Telecom chairman Rod Deane will quit at the end of this month, making way for a successor to reshape New Zealand's largest listed company.
A shake-up of the board and the executive team led by Theresa Gattung, and a potential break-up of the company into a retail services company and another selling network services, is now firmly on the agenda.
Dr Deane, 65, who will get a golden handshake of pension entitlements worth at least $660,000, told the Herald he "felt liberated and relieved" to be leaving the company he joined as chief executive in late 1992.
Telecom needed new leadership after the Government decided to open the company's network to competitors, he said.
The measures, which wiped more than $2 billion from Telecom's market value after they were leaked before last month's Budget, are designed to make cheap high-speed internet access more available.
"When the regulatory announcements were made I said to the board I do not think I can continue. I do not enjoy managing commercial enterprises where there is heavy-handed regulation," Dr Deane said.
Auckland International Airport chairman Wayne Boyd, 59, will take up the $400,000-plus a year role on July 1.

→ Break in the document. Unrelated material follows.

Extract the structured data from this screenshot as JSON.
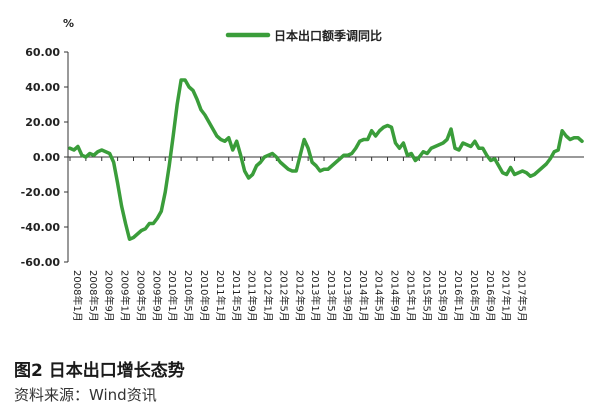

Mr Boyd was brought on to the board in 2004 with a view to succeeding Dr Deane. He pips Business Roundtable chairman Rob McLeod, who also joined the Telecom board two years ago.
Dr Deane is also giving up his chairmanship at ANZ National Bank and Te Papa.
Another Telecom director, Paul Baines, also leaves the board on June 30.
Investors last night welcomed Dr Deane's decision and are now looking for further changes. They are furious that Dr Deane, Ms Gattung and the rest of senior management were caught off guard by the Government's plans to open up the network.
Ms Gattung, who last year earned $2.9 million, is in the most tenuous position, especially since a transcript of her colourful comments to a March investor conference emerged.
She said then that the Government was too smart to do anything so "dumb" as opening up the network to competitors.
She also admitted that Telecom used confusion as a marketing tool, a comment that was seen as breaking trust with the customers.
Dr Deane's departure will also increase Ms Gattung's vulnerability. She rose up the ranks under his watch and was appointed chief executive after Dr Deane became chairman in 1999.
Investors say Dr Deane and Ms Gattung should also take responsibility for the loss of the mobile market share to Vodafone and Telecom's disastrous acquisition of Australian telecommunications company AAPT which has cost the company more than $1.7 billion.
Brook Asset Management principal Paul Glass said: "The first step will be for the chairman to look at the skills of the board.
"The new board will have to decide whether they have the right chief executive."
He said Mr Boyd was the right man for the job but he would have his work cut out.
The investor discontent contrasts with the early years of Dr Deane's tenure, when he was applauded at the company's annual meetings. As chief executive he reshaped the company and presided over a more than doubling in the company's shares.
His role at Telecom was the pinnacle of a career in the top tier of political and economic life in New Zealand.
Before joining Telecom he was chief executive of the state-owned Electricity Corporation of New Zealand, deputy governor of the Reserve Bank, an alternate executive director of the International Monetary Fund and chairman of the State Services Commission. Recently, he has presided over the remarkable recovery of Fletcher Building.
Competitors, who have long lobbied the Government to break Telecom's monopoly over the lines connecting homes and businesses to exchanges, also welcomed Dr Deane's departure.
They said Telecom could not change until it got new leadership.
"It's inevitable [that Theresa Gattung goes next]," said one.
But one industry observer was worried that Mr Boyd's appointment might signal more of the same, since his role at Auckland Airport to a large extent involved keeping the Government in check.
"We would have preferred to see an entirely fresh face," the observer said.
Mr Boyd, who is chairman of state-owned generator Meridian Energy and transport group Freightways, and a director of investment house Forsyth Barr, said it was an honour to be taking Telecom into a new era.
"Telecom will be listening to New Zealanders about what they want and expect from the company."